24 femelles adultes de Rats Albinos provenant de l’Institut Pasteur ont fait l’objet de notre étude. Après réception, les rats ont été mis 10 jours au repos au niveau de l’animalerie pour une période d’adaptation. Ensuite ils ont été répartis en groupe de quatre par cage. La température et l’hygrométrie ont été maintenues respectivement à 25 ± 2 C° et 50%. La photopériodicitité spécifique à l’espèce du Rat Wistar (12H/12H) a été respectée. Après la période d’acclimatation, le protocole expérimental a démarré avec un poids moyen des rats mâles de 200 ± 20g. L’accès a l’eau et l’alimentation standard fournie par l’Office National d’Alimentation de Bétail était ad libitum. Un pré test a été effectué sur des mâles adultes par application directe de nos modèles de stress dans le but de les valider.
Mise en gestation et stress prénatal : Afin de stimuler et synchroniser le cycle œstral chez les femelles, des cages contenant 2 mâles ont été posées à côté de celle des femelles. Après 7 jours d’exposition aux phéromones masculines, les femelles ont été placées deux à deux avec un mâle pour accouplement. Le jour J0 de la gestation correspond au jour où la présence de spermatozoïdes a été vérifiée par frottis vaginal . Les femelles gestantes ont été réparties en 4 groupes expérimentaux de 6 rats et placées 3 par cage à savoir : Groupe témoin (T), groupe stress sonore (SS), groupe stress de contention (SC), groupe stress mixte (SM).
Traitement des femelles gestantes : A partir de J11 de la gestation jusqu’au J19, les groupes de stress ont été exposés quotidiennement entre 08 :00 et 10 :00 à des sessions de stress ; stress sonore, stress de contention et dans le troisième groupe un stress sonore suivi d’un stress de contention après une pause de 10mn.

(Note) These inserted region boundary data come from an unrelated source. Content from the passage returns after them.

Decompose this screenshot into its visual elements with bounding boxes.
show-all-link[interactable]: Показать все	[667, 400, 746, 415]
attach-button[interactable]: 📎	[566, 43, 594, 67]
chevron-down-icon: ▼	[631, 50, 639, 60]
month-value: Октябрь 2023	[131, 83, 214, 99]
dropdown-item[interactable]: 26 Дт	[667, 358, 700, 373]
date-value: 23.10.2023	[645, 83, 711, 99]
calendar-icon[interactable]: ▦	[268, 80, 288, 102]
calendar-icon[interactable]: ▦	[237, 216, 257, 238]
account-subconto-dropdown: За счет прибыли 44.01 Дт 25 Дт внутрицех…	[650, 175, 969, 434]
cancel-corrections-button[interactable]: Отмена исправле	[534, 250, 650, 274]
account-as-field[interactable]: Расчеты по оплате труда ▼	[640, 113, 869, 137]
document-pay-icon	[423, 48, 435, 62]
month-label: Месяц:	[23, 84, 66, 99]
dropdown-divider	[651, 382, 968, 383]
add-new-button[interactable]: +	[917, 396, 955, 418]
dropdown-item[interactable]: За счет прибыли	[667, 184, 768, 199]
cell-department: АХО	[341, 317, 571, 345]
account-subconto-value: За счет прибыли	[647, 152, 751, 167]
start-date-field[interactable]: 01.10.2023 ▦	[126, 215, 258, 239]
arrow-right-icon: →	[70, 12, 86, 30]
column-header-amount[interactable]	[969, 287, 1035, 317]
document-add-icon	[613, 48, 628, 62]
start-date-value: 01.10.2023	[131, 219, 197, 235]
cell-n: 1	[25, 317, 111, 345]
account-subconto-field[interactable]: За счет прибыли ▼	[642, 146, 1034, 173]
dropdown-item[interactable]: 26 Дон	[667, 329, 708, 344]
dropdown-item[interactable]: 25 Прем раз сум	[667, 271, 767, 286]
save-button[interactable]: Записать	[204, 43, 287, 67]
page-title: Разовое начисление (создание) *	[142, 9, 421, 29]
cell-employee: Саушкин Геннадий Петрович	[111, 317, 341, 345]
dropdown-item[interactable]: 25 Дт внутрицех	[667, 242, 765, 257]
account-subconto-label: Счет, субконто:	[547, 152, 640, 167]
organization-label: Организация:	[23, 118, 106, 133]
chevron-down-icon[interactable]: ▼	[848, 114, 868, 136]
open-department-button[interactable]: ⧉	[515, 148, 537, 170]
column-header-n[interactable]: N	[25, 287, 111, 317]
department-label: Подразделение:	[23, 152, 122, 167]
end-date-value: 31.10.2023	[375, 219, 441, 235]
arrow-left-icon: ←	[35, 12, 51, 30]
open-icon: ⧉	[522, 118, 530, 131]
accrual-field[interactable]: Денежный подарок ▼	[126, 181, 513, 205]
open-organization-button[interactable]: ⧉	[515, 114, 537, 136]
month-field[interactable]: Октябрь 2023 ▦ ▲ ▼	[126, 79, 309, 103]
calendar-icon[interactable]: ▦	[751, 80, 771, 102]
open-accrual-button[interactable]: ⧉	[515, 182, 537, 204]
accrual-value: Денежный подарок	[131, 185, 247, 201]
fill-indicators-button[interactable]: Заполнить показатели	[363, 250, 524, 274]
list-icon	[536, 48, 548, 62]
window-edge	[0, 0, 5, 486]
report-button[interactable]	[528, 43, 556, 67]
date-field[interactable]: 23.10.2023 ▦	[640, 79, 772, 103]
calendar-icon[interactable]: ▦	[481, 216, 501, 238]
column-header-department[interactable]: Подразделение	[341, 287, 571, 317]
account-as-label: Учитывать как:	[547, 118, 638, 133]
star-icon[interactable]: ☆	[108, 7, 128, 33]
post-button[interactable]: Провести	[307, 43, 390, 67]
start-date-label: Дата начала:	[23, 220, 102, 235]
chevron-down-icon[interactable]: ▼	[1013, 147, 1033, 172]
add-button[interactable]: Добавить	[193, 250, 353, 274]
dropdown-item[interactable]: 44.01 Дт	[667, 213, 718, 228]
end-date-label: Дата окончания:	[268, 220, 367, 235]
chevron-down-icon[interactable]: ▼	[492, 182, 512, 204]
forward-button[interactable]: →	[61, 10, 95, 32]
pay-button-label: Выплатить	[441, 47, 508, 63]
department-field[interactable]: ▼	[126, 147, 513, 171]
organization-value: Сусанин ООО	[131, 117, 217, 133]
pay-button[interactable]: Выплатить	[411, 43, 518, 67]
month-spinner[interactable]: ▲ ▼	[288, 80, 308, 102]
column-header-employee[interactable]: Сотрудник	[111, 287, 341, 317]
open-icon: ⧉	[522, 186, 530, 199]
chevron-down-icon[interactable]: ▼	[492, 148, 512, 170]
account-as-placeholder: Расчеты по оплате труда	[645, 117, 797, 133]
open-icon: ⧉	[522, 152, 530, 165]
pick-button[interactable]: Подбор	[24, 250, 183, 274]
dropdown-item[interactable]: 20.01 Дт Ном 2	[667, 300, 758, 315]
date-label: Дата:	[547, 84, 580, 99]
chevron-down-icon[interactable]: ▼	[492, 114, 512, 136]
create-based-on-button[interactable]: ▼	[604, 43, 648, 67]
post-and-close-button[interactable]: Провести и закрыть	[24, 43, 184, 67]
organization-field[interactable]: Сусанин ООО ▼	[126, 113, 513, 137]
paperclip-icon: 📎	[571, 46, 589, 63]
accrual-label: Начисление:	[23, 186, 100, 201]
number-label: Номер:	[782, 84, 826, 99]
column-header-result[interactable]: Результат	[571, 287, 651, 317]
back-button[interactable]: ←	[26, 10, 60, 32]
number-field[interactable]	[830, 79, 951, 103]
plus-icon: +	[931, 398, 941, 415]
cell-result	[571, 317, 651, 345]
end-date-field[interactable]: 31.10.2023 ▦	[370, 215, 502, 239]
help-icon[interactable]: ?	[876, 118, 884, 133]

Le choix de cette période d’exposition au stress s’explique par le stade de neurogénèse chez le foetus du Rat qui commence à exprimer les récepteurs aux glucocorticoïdes et minéralocorticoïdes à partir de J13. Les rates des groupes de stress ont été exposées à ces modèles de stress : Les rates (SS) exposées au stress sonore pendant 3 mn, Les rates (SC) exposées au stress de contention pendant 10 mn, Les rates (SM) exposées d’abord au stress sonore pendant 3 min puis au stress de contention pendant 10 min avec un intervalle de temps de 10 min entre les deux épreuves de stress.

Traitement de la progéniture

Après 72 heures de la mise bas, tout les ratons ont été sexés et pesés et remis dans leur cages où ils étaient maintenus dans des conditions standards d’élevage décrites plus haut tout en évitant toute manipulation inutile. Par ailleurs, et en vue d’une exploration de l’état émotionnel et locomoteur, nous avons eu recours à une série de tests comportementaux qui ont été effectués à partir du jour post-natal 44 (JPN 44). Après sevrage et à JPN 44, uniquement les mâles ont été retenus pour la suite de l’étude. Des groupes de 16 mâles de chaque lot de stress ont été sélectionnés aléatoirement en vue d’une étude comportementale qui vise à l’évaluation de: Performances olfactives (test olfactif), Degré d’anxiété (EPM), Locomotion et exploration (OF), Capacité d’équilibration (BW).
Les tests de comportement ont été effectués selon l’ordre suivant : à JPN 10 : test olfactif, à JPN 44: BW, à JPN 45 : OF et EPM à JPN 46. Du fait de l’effet anxiogène de l’OF et EPM, ces deux tests ont été performés après le BW qui est un test très sensible à l’état émotionnel de l’animal. Un suivi du poids corporel des ratons a été réalisé jusqu’à JPN 30 en utilisant une balance de type OHAUS SC SERIES. Tous les tests de comportement ont été réalisés entre 08 :00 et 12 :00 AM dans un box différent de celui réservé à l’élevage. Une heure avant les épreuves de test, les animaux ont été transférés dans la pièce où se trouvent les dispositifs réservés à cet effet.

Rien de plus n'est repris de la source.